AAarggg !!!! je suis désespérée : ce temps de novembre se prêtait si bien à une consultation du nouveau catalogue le soir, sous la couette, stylo en main pour cocher dans la marge les "+++"...
Sniff : il ne me reste qu'à regarder une fois de plus "le Corniaud" à la télé ce soir, pour me consoler un peu. Mais ce n'est pas le même genre d'humour que le catalogue... Ami postier, où es-tu ?
Rédigé par : Miss Fraisounette | mar. 21 août 2007 à 09h51
L'arrivée du nouveau catalogue a toujours des effets plus ou moins inattendus et incontrôlables selon les sujets.

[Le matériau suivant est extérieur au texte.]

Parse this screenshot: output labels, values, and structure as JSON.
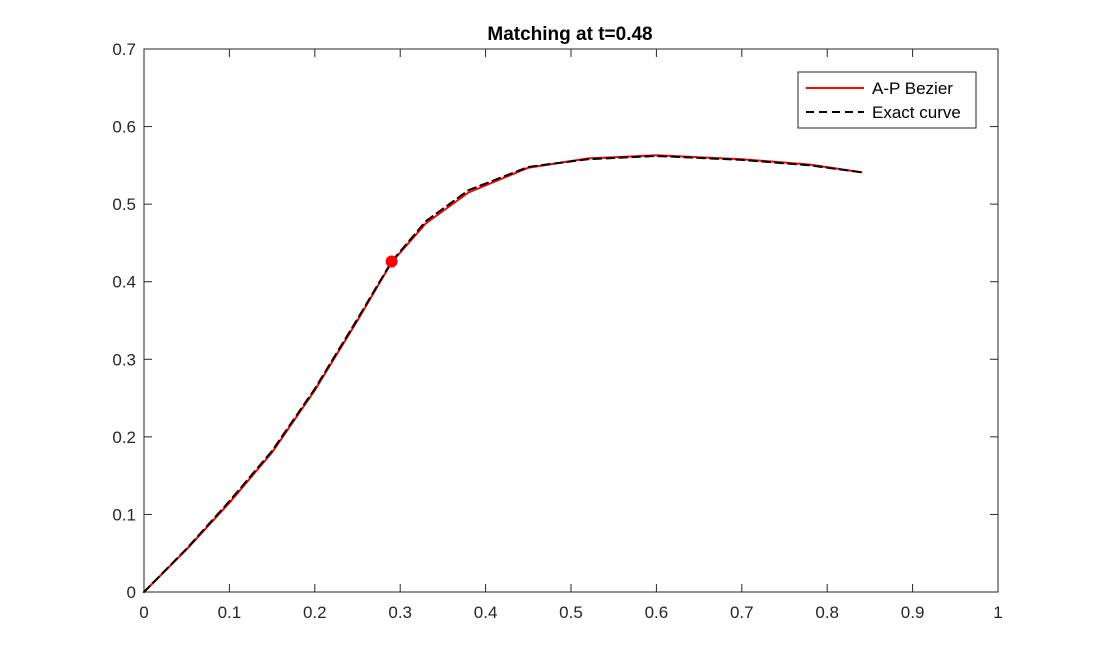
{
  "chart_data": {
    "type": "line",
    "title": "Matching at t=0.48",
    "xlabel": "",
    "ylabel": "",
    "xlim": [
      0,
      1
    ],
    "ylim": [
      0,
      0.7
    ],
    "xticks": [
      "0",
      "0.1",
      "0.2",
      "0.3",
      "0.4",
      "0.5",
      "0.6",
      "0.7",
      "0.8",
      "0.9",
      "1"
    ],
    "yticks": [
      "0",
      "0.1",
      "0.2",
      "0.3",
      "0.4",
      "0.5",
      "0.6",
      "0.7"
    ],
    "grid": false,
    "legend_position": "top-right",
    "series": [
      {
        "name": "A-P Bezier",
        "color": "#ff0000",
        "style": "solid",
        "x": [
          0,
          0.05,
          0.1,
          0.15,
          0.2,
          0.25,
          0.29,
          0.33,
          0.38,
          0.45,
          0.52,
          0.6,
          0.7,
          0.78,
          0.84
        ],
        "y": [
          0,
          0.055,
          0.115,
          0.18,
          0.26,
          0.35,
          0.425,
          0.475,
          0.515,
          0.547,
          0.559,
          0.563,
          0.558,
          0.551,
          0.541
        ]
      },
      {
        "name": "Exact curve",
        "color": "#000000",
        "style": "dashed",
        "x": [
          0,
          0.05,
          0.1,
          0.15,
          0.2,
          0.25,
          0.29,
          0.33,
          0.38,
          0.45,
          0.52,
          0.6,
          0.7,
          0.78,
          0.84
        ],
        "y": [
          0,
          0.056,
          0.117,
          0.182,
          0.262,
          0.352,
          0.426,
          0.478,
          0.518,
          0.548,
          0.558,
          0.562,
          0.557,
          0.55,
          0.541
        ]
      }
    ],
    "markers": [
      {
        "x": 0.29,
        "y": 0.426,
        "color": "#ff0000"
      }
    ]
  }
}
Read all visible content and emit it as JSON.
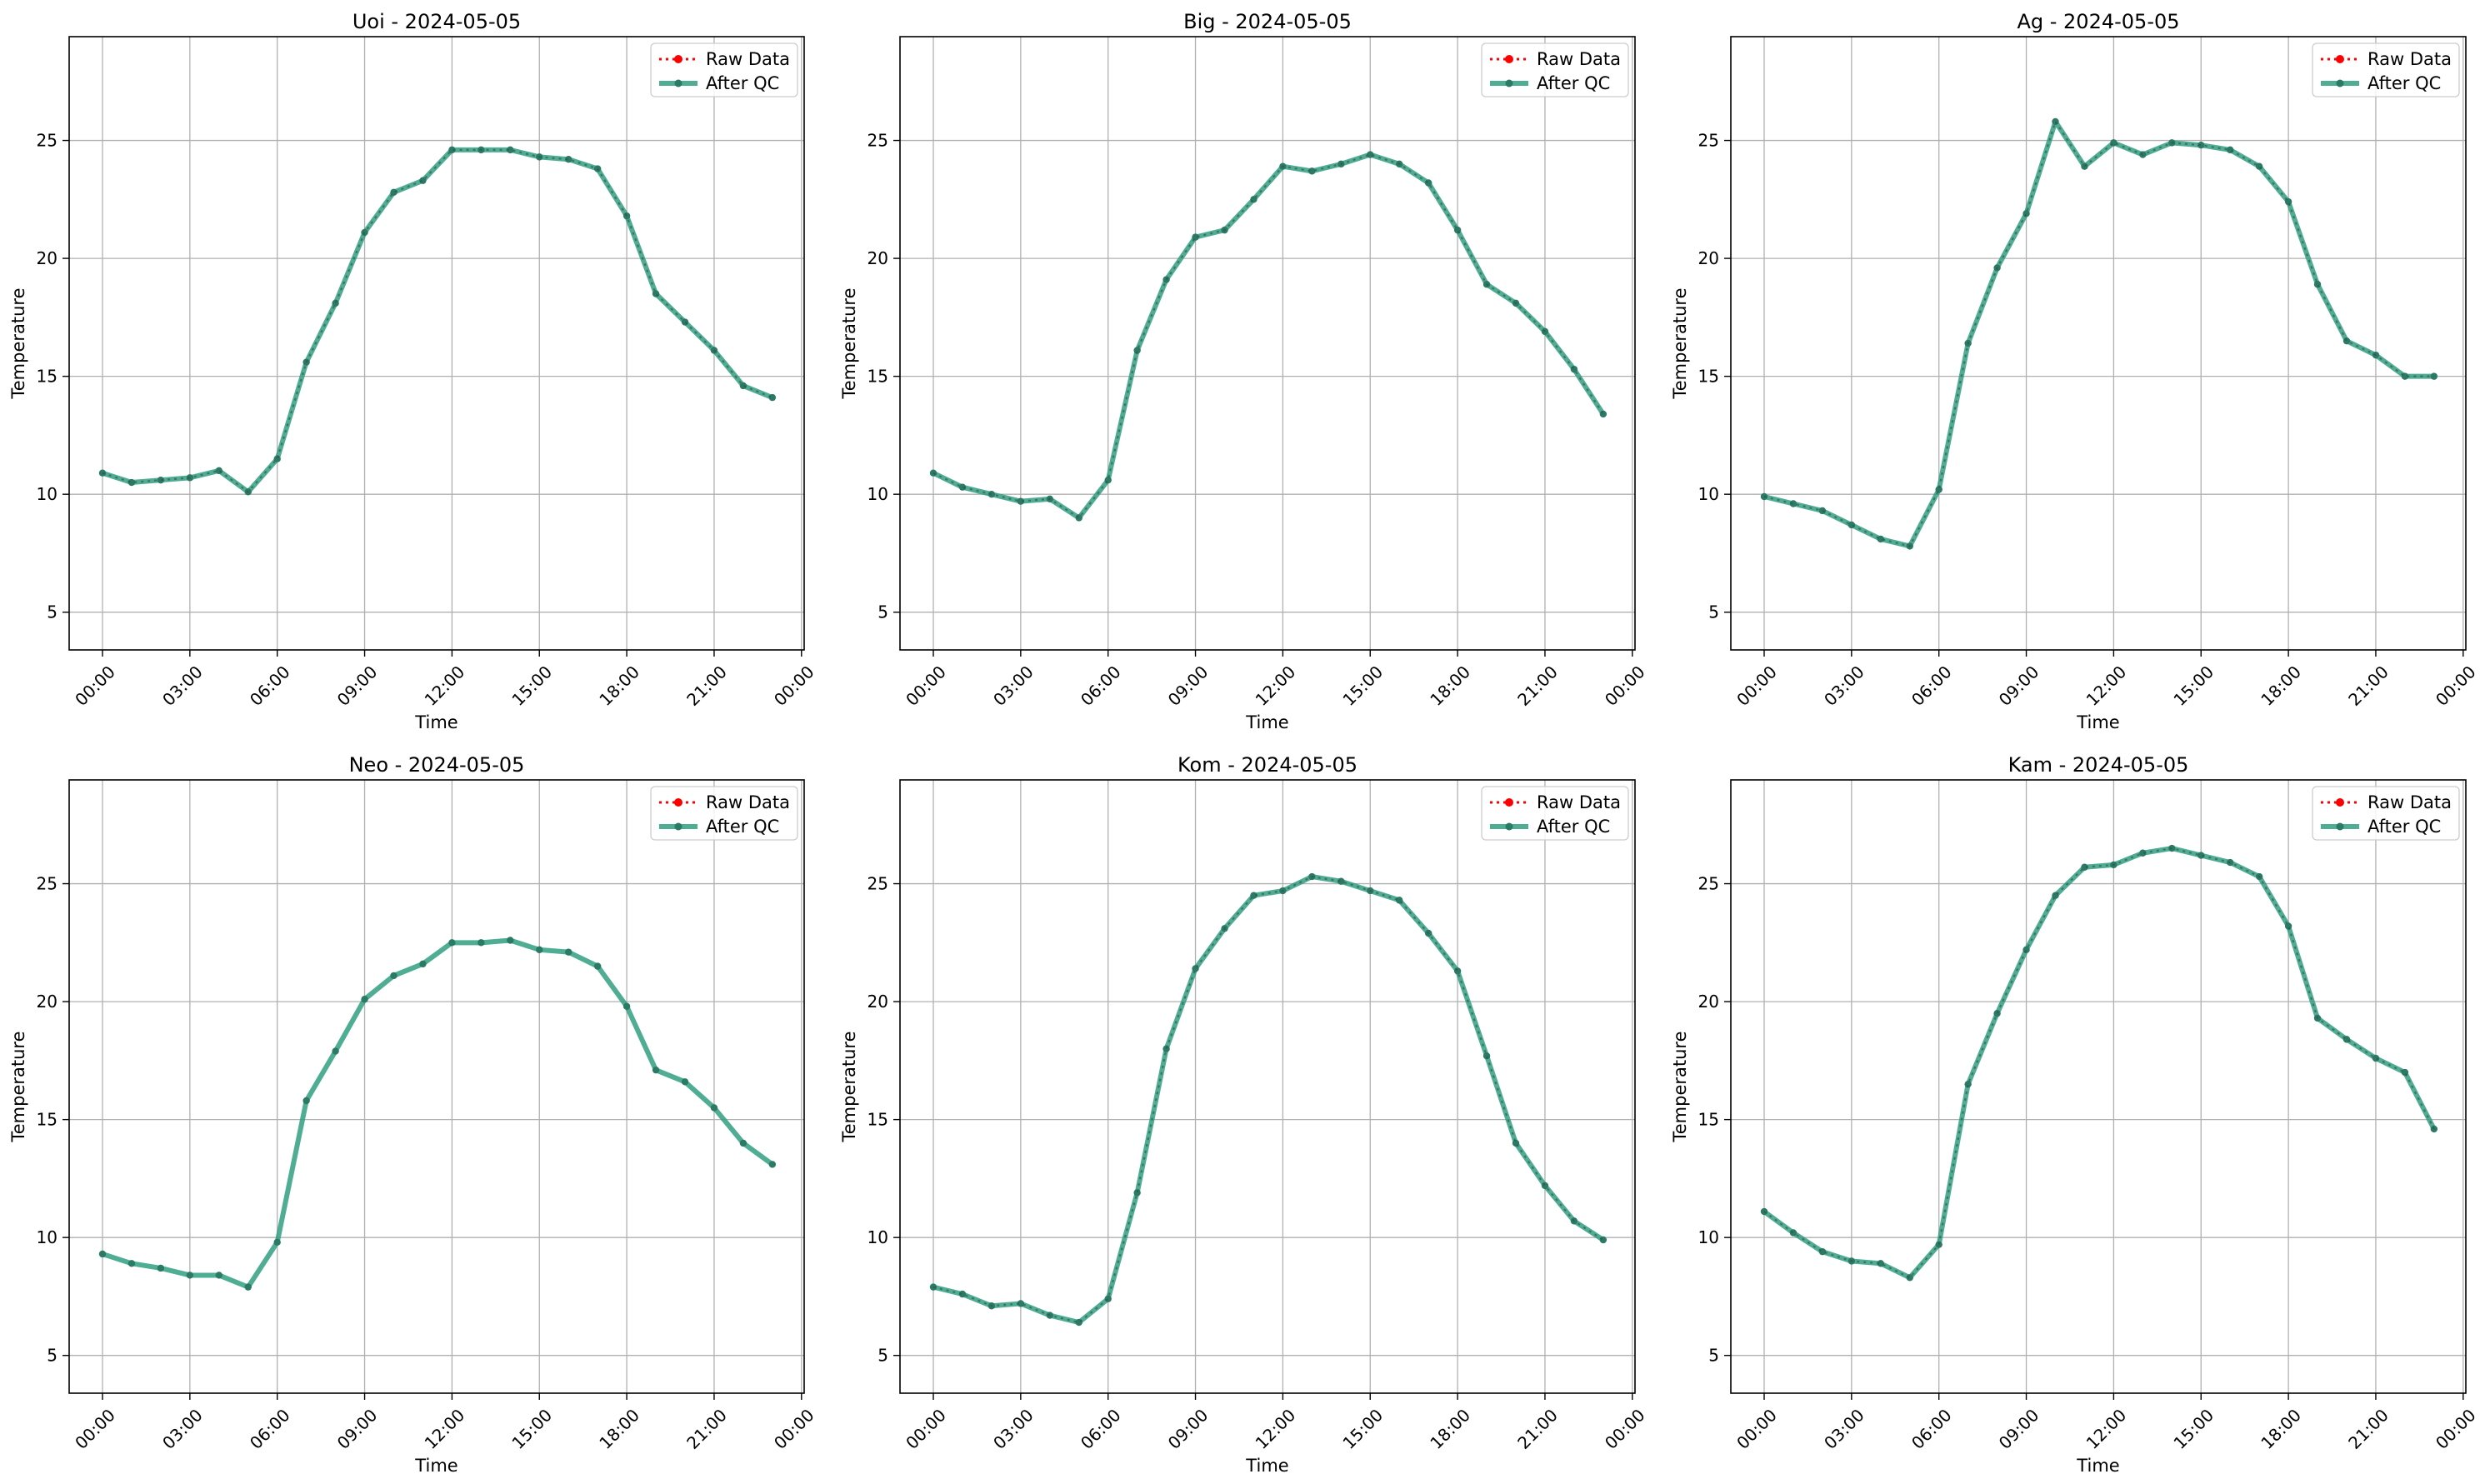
{
  "chart_data": [
    {
      "type": "line",
      "title": "Uoi - 2024-05-05",
      "xlabel": "Time",
      "ylabel": "Temperature",
      "x": [
        0,
        1,
        2,
        3,
        4,
        5,
        6,
        7,
        8,
        9,
        10,
        11,
        12,
        13,
        14,
        15,
        16,
        17,
        18,
        19,
        20,
        21,
        22,
        23
      ],
      "x_tick_labels": [
        "00:00",
        "03:00",
        "06:00",
        "09:00",
        "12:00",
        "15:00",
        "18:00",
        "21:00",
        "00:00"
      ],
      "y_ticks": [
        5,
        10,
        15,
        20,
        25
      ],
      "ylim": [
        3.4,
        29.4
      ],
      "grid": true,
      "legend_position": "top-right",
      "series": [
        {
          "name": "Raw Data",
          "values": [
            10.9,
            10.5,
            10.6,
            10.7,
            11.0,
            10.1,
            11.5,
            15.6,
            18.1,
            21.1,
            22.8,
            23.3,
            24.6,
            24.6,
            24.6,
            24.3,
            24.2,
            23.8,
            21.8,
            18.5,
            17.3,
            16.1,
            14.6,
            14.1
          ]
        },
        {
          "name": "After QC",
          "values": [
            10.9,
            10.5,
            10.6,
            10.7,
            11.0,
            10.1,
            11.5,
            15.6,
            18.1,
            21.1,
            22.8,
            23.3,
            24.6,
            24.6,
            24.6,
            24.3,
            24.2,
            23.8,
            21.8,
            18.5,
            17.3,
            16.1,
            14.6,
            14.1
          ]
        }
      ]
    },
    {
      "type": "line",
      "title": "Big - 2024-05-05",
      "xlabel": "Time",
      "ylabel": "Temperature",
      "x": [
        0,
        1,
        2,
        3,
        4,
        5,
        6,
        7,
        8,
        9,
        10,
        11,
        12,
        13,
        14,
        15,
        16,
        17,
        18,
        19,
        20,
        21,
        22,
        23
      ],
      "x_tick_labels": [
        "00:00",
        "03:00",
        "06:00",
        "09:00",
        "12:00",
        "15:00",
        "18:00",
        "21:00",
        "00:00"
      ],
      "y_ticks": [
        5,
        10,
        15,
        20,
        25
      ],
      "ylim": [
        3.4,
        29.4
      ],
      "grid": true,
      "legend_position": "top-right",
      "series": [
        {
          "name": "Raw Data",
          "values": [
            10.9,
            10.3,
            10.0,
            9.7,
            9.8,
            9.0,
            10.6,
            16.1,
            19.1,
            20.9,
            21.2,
            22.5,
            23.9,
            23.7,
            24.0,
            24.4,
            24.0,
            23.2,
            21.2,
            18.9,
            18.1,
            16.9,
            15.3,
            13.4
          ]
        },
        {
          "name": "After QC",
          "values": [
            10.9,
            10.3,
            10.0,
            9.7,
            9.8,
            9.0,
            10.6,
            16.1,
            19.1,
            20.9,
            21.2,
            22.5,
            23.9,
            23.7,
            24.0,
            24.4,
            24.0,
            23.2,
            21.2,
            18.9,
            18.1,
            16.9,
            15.3,
            13.4
          ]
        }
      ]
    },
    {
      "type": "line",
      "title": "Ag - 2024-05-05",
      "xlabel": "Time",
      "ylabel": "Temperature",
      "x": [
        0,
        1,
        2,
        3,
        4,
        5,
        6,
        7,
        8,
        9,
        10,
        11,
        12,
        13,
        14,
        15,
        16,
        17,
        18,
        19,
        20,
        21,
        22,
        23
      ],
      "x_tick_labels": [
        "00:00",
        "03:00",
        "06:00",
        "09:00",
        "12:00",
        "15:00",
        "18:00",
        "21:00",
        "00:00"
      ],
      "y_ticks": [
        5,
        10,
        15,
        20,
        25
      ],
      "ylim": [
        3.4,
        29.4
      ],
      "grid": true,
      "legend_position": "top-right",
      "series": [
        {
          "name": "Raw Data",
          "values": [
            9.9,
            9.6,
            9.3,
            8.7,
            8.1,
            7.8,
            10.2,
            16.4,
            19.6,
            21.9,
            25.8,
            23.9,
            24.9,
            24.4,
            24.9,
            24.8,
            24.6,
            23.9,
            22.4,
            18.9,
            16.5,
            15.9,
            15.0,
            15.0
          ]
        },
        {
          "name": "After QC",
          "values": [
            9.9,
            9.6,
            9.3,
            8.7,
            8.1,
            7.8,
            10.2,
            16.4,
            19.6,
            21.9,
            25.8,
            23.9,
            24.9,
            24.4,
            24.9,
            24.8,
            24.6,
            23.9,
            22.4,
            18.9,
            16.5,
            15.9,
            15.0,
            15.0
          ]
        }
      ]
    },
    {
      "type": "line",
      "title": "Neo - 2024-05-05",
      "xlabel": "Time",
      "ylabel": "Temperature",
      "x": [
        0,
        1,
        2,
        3,
        4,
        5,
        6,
        7,
        8,
        9,
        10,
        11,
        12,
        13,
        14,
        15,
        16,
        17,
        18,
        19,
        20,
        21,
        22,
        23
      ],
      "x_tick_labels": [
        "00:00",
        "03:00",
        "06:00",
        "09:00",
        "12:00",
        "15:00",
        "18:00",
        "21:00",
        "00:00"
      ],
      "y_ticks": [
        5,
        10,
        15,
        20,
        25
      ],
      "ylim": [
        3.4,
        29.4
      ],
      "grid": true,
      "legend_position": "top-right",
      "series": [
        {
          "name": "Raw Data",
          "values": [
            null,
            null,
            null,
            null,
            null,
            null,
            null,
            null,
            null,
            null,
            null,
            null,
            null,
            null,
            null,
            null,
            null,
            null,
            null,
            null,
            null,
            null,
            null,
            null
          ]
        },
        {
          "name": "After QC",
          "values": [
            9.3,
            8.9,
            8.7,
            8.4,
            8.4,
            7.9,
            9.8,
            15.8,
            17.9,
            20.1,
            21.1,
            21.6,
            22.5,
            22.5,
            22.6,
            22.2,
            22.1,
            21.5,
            19.8,
            17.1,
            16.6,
            15.5,
            14.0,
            13.1
          ]
        }
      ]
    },
    {
      "type": "line",
      "title": "Kom - 2024-05-05",
      "xlabel": "Time",
      "ylabel": "Temperature",
      "x": [
        0,
        1,
        2,
        3,
        4,
        5,
        6,
        7,
        8,
        9,
        10,
        11,
        12,
        13,
        14,
        15,
        16,
        17,
        18,
        19,
        20,
        21,
        22,
        23
      ],
      "x_tick_labels": [
        "00:00",
        "03:00",
        "06:00",
        "09:00",
        "12:00",
        "15:00",
        "18:00",
        "21:00",
        "00:00"
      ],
      "y_ticks": [
        5,
        10,
        15,
        20,
        25
      ],
      "ylim": [
        3.4,
        29.4
      ],
      "grid": true,
      "legend_position": "top-right",
      "series": [
        {
          "name": "Raw Data",
          "values": [
            7.9,
            7.6,
            7.1,
            7.2,
            6.7,
            6.4,
            7.4,
            11.9,
            18.0,
            21.4,
            23.1,
            24.5,
            24.7,
            25.3,
            25.1,
            24.7,
            24.3,
            22.9,
            21.3,
            17.7,
            14.0,
            12.2,
            10.7,
            9.9
          ]
        },
        {
          "name": "After QC",
          "values": [
            7.9,
            7.6,
            7.1,
            7.2,
            6.7,
            6.4,
            7.4,
            11.9,
            18.0,
            21.4,
            23.1,
            24.5,
            24.7,
            25.3,
            25.1,
            24.7,
            24.3,
            22.9,
            21.3,
            17.7,
            14.0,
            12.2,
            10.7,
            9.9
          ]
        }
      ]
    },
    {
      "type": "line",
      "title": "Kam - 2024-05-05",
      "xlabel": "Time",
      "ylabel": "Temperature",
      "x": [
        0,
        1,
        2,
        3,
        4,
        5,
        6,
        7,
        8,
        9,
        10,
        11,
        12,
        13,
        14,
        15,
        16,
        17,
        18,
        19,
        20,
        21,
        22,
        23
      ],
      "x_tick_labels": [
        "00:00",
        "03:00",
        "06:00",
        "09:00",
        "12:00",
        "15:00",
        "18:00",
        "21:00",
        "00:00"
      ],
      "y_ticks": [
        5,
        10,
        15,
        20,
        25
      ],
      "ylim": [
        3.4,
        29.4
      ],
      "grid": true,
      "legend_position": "top-right",
      "series": [
        {
          "name": "Raw Data",
          "values": [
            11.1,
            10.2,
            9.4,
            9.0,
            8.9,
            8.3,
            9.7,
            16.5,
            19.5,
            22.2,
            24.5,
            25.7,
            25.8,
            26.3,
            26.5,
            26.2,
            25.9,
            25.3,
            23.2,
            19.3,
            18.4,
            17.6,
            17.0,
            14.6
          ]
        },
        {
          "name": "After QC",
          "values": [
            11.1,
            10.2,
            9.4,
            9.0,
            8.9,
            8.3,
            9.7,
            16.5,
            19.5,
            22.2,
            24.5,
            25.7,
            25.8,
            26.3,
            26.5,
            26.2,
            25.9,
            25.3,
            23.2,
            19.3,
            18.4,
            17.6,
            17.0,
            14.6
          ]
        }
      ]
    }
  ],
  "colors": {
    "raw": "#ff0000",
    "qc_line": "#2f9f80",
    "qc_marker": "#2a7a66",
    "grid": "#b0b0b0"
  }
}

Rédigé par : Anita | ven. 17 août 2007 à 17h17
tiens donc vl'a qu'ej bloblotte
Rédigé par : le stagiaire moustachu | jeu. 16 août 2007 à 19h14
on signale également en Essonne profonde l'arrivée postale du catalogue lilas
Rédigé par : le stagiaire moustachu | jeu. 16 août 2007 à 19h13
on signale également l'arrivée du catalogue lilas
en Essonne profonde !
Rédigé par : le stagiaire moustachu | jeu. 16 août 2007 à 19h11
Ca y est, Maman a reçu par le gentil facteur une méga tablette de chocolat Milka toute mauve qu'elle n'arrête pas de dévorer (au p'tit déj, après le déjeûner et même le soir au lit....) Elle se promène avec sa tablette dans le jardin en pointant les fleurs du doigt, elle leur dit qu'elles vont bientôt avoir de la compagnie, elle murmure à certaines qu'elles vont certainement devoir se déplacer...mais qu'en échange, elles auront double ration de consoude. Il paraît même qu'elle va essayer des trucs nouveaux, du jamais vu ici en montagne... c'est sûr, dans cette tablette là, se cachent des trésors. Quand je saurais lire, moi aussi, j'y goûterai !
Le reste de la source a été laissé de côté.